Cette phrase finit d'émietter le cœur brisé du poète, qui ne parvint plus à retenir des larmes silencieuses. Ces mots insinuaient tout ce que Taehyung avait attendu pendant des mois d'entendre de lui. Jungkook, les yeux ouverts sur ce beau visage dont il se nourrissait, écarta sa main de celle de son ami pour la glisser sur ses pommettes et en retirer la tristesse. Parce que les jeunes gens avaient ralenti le rythme, tous épuisés, il ne peina pas à agir, et Taehyung se blottit contre sa paume qu'il connaissait par cœur, dont il se rappelait la douceur, la chaleur, le passage sur chaque partie de son corps.

« Ne pleure pas... s'il te plaît...

— Toi aussi... toi aussi, Jungkook, tu es un magnifique hasard.

— Je sais ce que je t'ai fait subir.

— Je te pardonne, je sais que tu en as souffert aussi. »

Jungkook avait été contraint de servir très tôt en tant que mercenaire, exécutant des missions qui allaient parfois à l'encontre de ses principes. On lui avait enseigné à ne jamais se laisser dépasser par ses émotions, qu'il avait appris à réprimer de son mieux pour qu'elles ne le gênent pas. Dans l'armée, il avait poursuivi sur sa lancée, et quand il avait rencontré pour la première fois quelqu'un qui lui avait plu, qui lui avait sincèrement plu... il avait préféré ignorer ses propres sentiments pour entretenir plutôt avec lui une relation charnelle. Taehyung avait compris tout cela, il avait compris que Jungkook n'avait pas voulu ressentir quoi que ce soit pour lui, puis que ses émotions s'étaient traduites par une vive jalousie. Parce que Jungkook avait grandi dans la violence. Elle, il la connaissait. L'amour, il s'en souvenait à peine. Taehyung savait que cela ne devait pas pardonner le comportement du lieutenant, raison pour laquelle il avait refusé ses excuses.

Aujourd'hui toutefois, il percevait une telle sincérité, une telle vulnérabilité, qu'il ne pouvait pas le repousser plus longtemps. Jungkook s'était enfin rendu compte de ses erreurs, il s'était vraiment remis en question, et pour la première fois il acceptait de montrer ses faiblesses, parce qu'il tenait à lui.

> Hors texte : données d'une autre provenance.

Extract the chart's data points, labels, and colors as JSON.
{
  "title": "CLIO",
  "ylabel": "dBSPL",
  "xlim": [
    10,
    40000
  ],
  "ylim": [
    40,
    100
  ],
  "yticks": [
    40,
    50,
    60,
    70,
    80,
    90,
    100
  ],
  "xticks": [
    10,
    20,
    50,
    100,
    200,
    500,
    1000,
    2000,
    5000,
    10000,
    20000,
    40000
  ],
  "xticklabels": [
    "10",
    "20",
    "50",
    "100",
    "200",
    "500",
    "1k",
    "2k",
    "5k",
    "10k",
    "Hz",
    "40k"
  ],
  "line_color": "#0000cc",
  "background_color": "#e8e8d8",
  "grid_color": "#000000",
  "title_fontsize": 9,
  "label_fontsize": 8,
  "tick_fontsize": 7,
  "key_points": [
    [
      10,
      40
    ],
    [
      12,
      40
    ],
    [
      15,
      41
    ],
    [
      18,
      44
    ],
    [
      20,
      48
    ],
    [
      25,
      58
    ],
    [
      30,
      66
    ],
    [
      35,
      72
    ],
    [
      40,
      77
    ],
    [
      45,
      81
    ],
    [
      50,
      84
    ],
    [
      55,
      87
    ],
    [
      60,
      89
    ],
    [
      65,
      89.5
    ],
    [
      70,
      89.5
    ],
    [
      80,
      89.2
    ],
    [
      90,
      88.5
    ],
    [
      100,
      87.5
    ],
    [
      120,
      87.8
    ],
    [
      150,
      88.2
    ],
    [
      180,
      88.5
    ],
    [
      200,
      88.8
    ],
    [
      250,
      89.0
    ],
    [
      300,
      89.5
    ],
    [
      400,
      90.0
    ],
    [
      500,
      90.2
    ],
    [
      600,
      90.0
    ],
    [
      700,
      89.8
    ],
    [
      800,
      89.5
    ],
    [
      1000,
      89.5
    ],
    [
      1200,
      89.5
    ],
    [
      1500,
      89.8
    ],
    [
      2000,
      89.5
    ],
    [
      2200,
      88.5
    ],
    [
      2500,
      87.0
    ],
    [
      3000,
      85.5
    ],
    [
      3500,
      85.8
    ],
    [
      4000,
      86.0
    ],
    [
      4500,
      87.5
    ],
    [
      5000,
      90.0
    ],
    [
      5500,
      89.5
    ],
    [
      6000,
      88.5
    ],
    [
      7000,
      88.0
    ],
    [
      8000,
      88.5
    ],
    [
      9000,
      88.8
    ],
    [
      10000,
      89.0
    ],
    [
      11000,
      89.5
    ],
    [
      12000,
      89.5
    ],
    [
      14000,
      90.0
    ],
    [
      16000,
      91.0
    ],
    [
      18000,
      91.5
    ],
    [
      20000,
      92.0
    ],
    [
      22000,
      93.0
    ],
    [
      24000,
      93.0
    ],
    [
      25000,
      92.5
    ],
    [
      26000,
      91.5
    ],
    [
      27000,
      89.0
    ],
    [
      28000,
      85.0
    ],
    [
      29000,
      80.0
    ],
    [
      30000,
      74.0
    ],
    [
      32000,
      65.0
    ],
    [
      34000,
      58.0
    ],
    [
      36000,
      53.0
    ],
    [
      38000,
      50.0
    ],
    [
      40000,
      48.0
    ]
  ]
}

Jungkook laissa retomber son bras alors que ses yeux se fermaient, et Taehyung le lui reprit aussitôt.

« Jungkook, regarde-moi. On y est presque, on arrive. Tiens encore quelques minutes et tout ira mieux.

— Oui... tout ira mieux... »

Le poète serra davantage sa main dont il posa le dos contre sa joue couverte d'une mince couche de transpiration. Jungkook ne s'en soucia pas, ému par la signification de ce geste. Il permit à une larme de rouler sur sa pommette alors que la douceur de ces instants traçait leurs jolies courbes dans son cœur, gravait avec un burin d'affection leur beauté jusqu'au plus profond de son âme.

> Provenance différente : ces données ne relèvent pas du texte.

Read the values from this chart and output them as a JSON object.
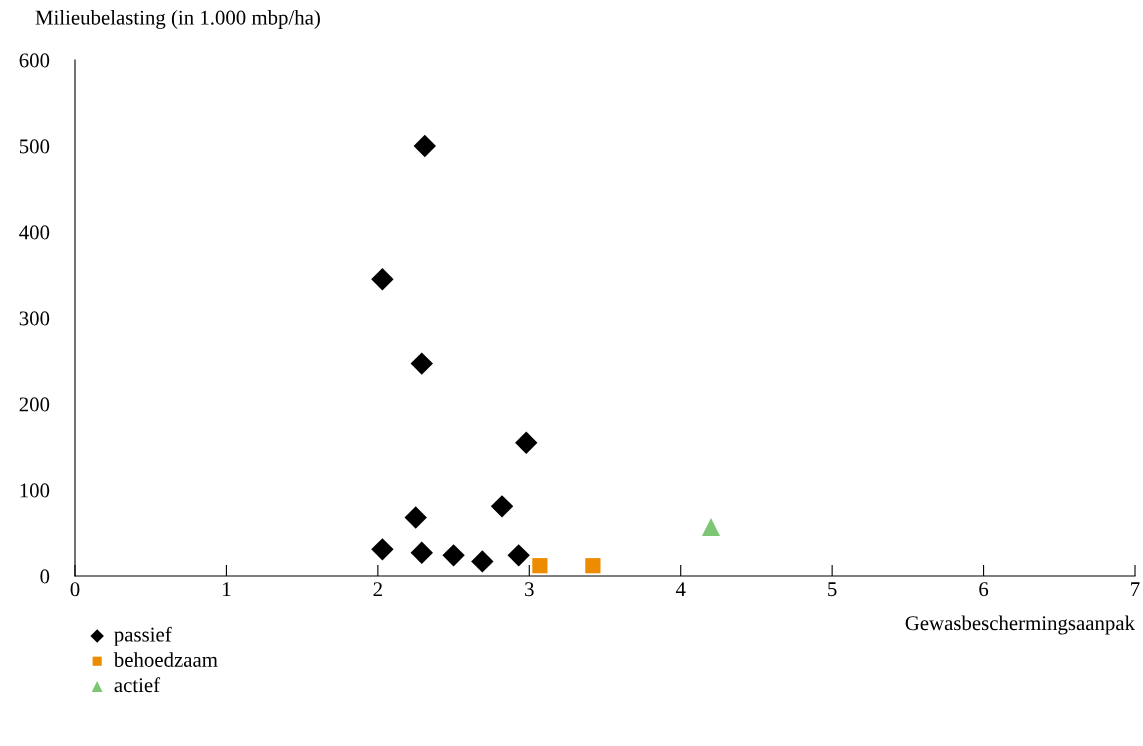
{
  "chart_data": {
    "type": "scatter",
    "xlabel": "Gewasbeschermingsaanpak",
    "ylabel": "Milieubelasting (in 1.000 mbp/ha)",
    "xlim": [
      0,
      7
    ],
    "xticks": [
      0,
      1,
      2,
      3,
      4,
      5,
      6,
      7
    ],
    "ylim": [
      0,
      600
    ],
    "yticks": [
      0,
      100,
      200,
      300,
      400,
      500,
      600
    ],
    "grid": false,
    "legend": "bottom left",
    "series": [
      {
        "name": "passief",
        "color": "#000000",
        "marker": "diamond",
        "x": [
          2.31,
          2.03,
          2.29,
          2.98,
          2.25,
          2.82,
          2.03,
          2.29,
          2.5,
          2.69,
          2.93
        ],
        "values": [
          500,
          345,
          247,
          155,
          68,
          81,
          31,
          27,
          24,
          17,
          24
        ]
      },
      {
        "name": "behoedzaam",
        "color": "#ee8c00",
        "marker": "square",
        "x": [
          3.07,
          3.42
        ],
        "values": [
          12,
          12
        ]
      },
      {
        "name": "actief",
        "color": "#7dc673",
        "marker": "triangle",
        "x": [
          4.2
        ],
        "values": [
          57
        ]
      }
    ]
  }
}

Sa conscience vacilla, Taehyung entoura sa main puissante des deux siennes et la secoua sans violence, juste ce qu'il fallait pour lui faire reprendre connaissance. Jungkook replaça sa capuche contre son cou, mais ses forces lui échappaient, et de plus en plus de sang coulait sur sa peau.

« Par pitié, gémit son ami, Jungkook, tiens encore un peu, on y est presque. »

Le militaire voulut lui répondre que dix minutes plus tôt, ils y étaient déjà presque, et qu'il n'était pas un enfant qu'il fallait rassurer ; il se tut, il aimait bien que Taehyung cherche à le rassurer. Il tentait de se montrer fort, de réunir tout son courage pour garder sa capuche contre sa plaie, mais rien à faire.

Deux minutes à peine après, il sombrait de nouveau, et le poète étouffa un sanglot.

« On doit accélérer ! Il s'évanouit !

— Je fais ce que je peux ! répliqua Jimin.

— On y est bientôt ! clama Yeonjun en tête du groupe. Ils ont laissé la porte ouverte là-bas, je vois la lune !

— Oh bon sang, on va y arriver ! se réjouit soudain Taehyung. Tu entends, Jungkook, on y est presque ! »

Le visage exsangue du lieutenant ne bougea pas, et son ami lui murmura des encouragements. Cela ne se comptait plus qu'en minutes à présent. Ils avaient couru une heure durant, ils approchaient du but !

Jungkook ne réagit pas davantage jusqu'à ce qu'ils arrivent. Sa plaie saignait de plus belle, et sur les ultimes mètres, Jimin l'écarta de son dos pour, à la place, le prendre dans ses bras afin de maintenir lui-même la capuche de son cadet contre son cou. Ce dernier se laissa faire, devenu une véritable poupée de chiffon. Son cœur battait toujours, il avait juste sombré, exténué tant par sa blessure que par les heures passées sans dormir.

Les jeunes gens, en arrivant à la porte, s'aperçurent que Hoseok et Soobin y patientaient avec plusieurs Phénix qui attendaient leurs héros. Peut-être comptaient-ils leur faire la fête, les féliciter, les remercier ; ils n'en eurent pas l'occasion.

« Le lieutenant Jeon a besoin d'être opéré en urgence ! s'exclama Jimin. Nous avons besoin d'aide !

— Je vais chercher le médecin, il effectuera l'opération ici, ne bougez pas ! »

Beomgyu, passé le premier pour s'extirper des tunnels, partit avec la vivacité de l'éclair jusqu'au village prévenir un chirurgien tandis que le général asseyait son lieutenant contre la source. Taehyung s'empressa d'y remplir sa gourde pour la porter à la bouche de son camarade.

« Jungkook, réveille-toi, on est au camp, c'est bon, un chirurgien va arriver, tout ira bien. Je vais te donner à boire, cela te fera le plus grand bien. »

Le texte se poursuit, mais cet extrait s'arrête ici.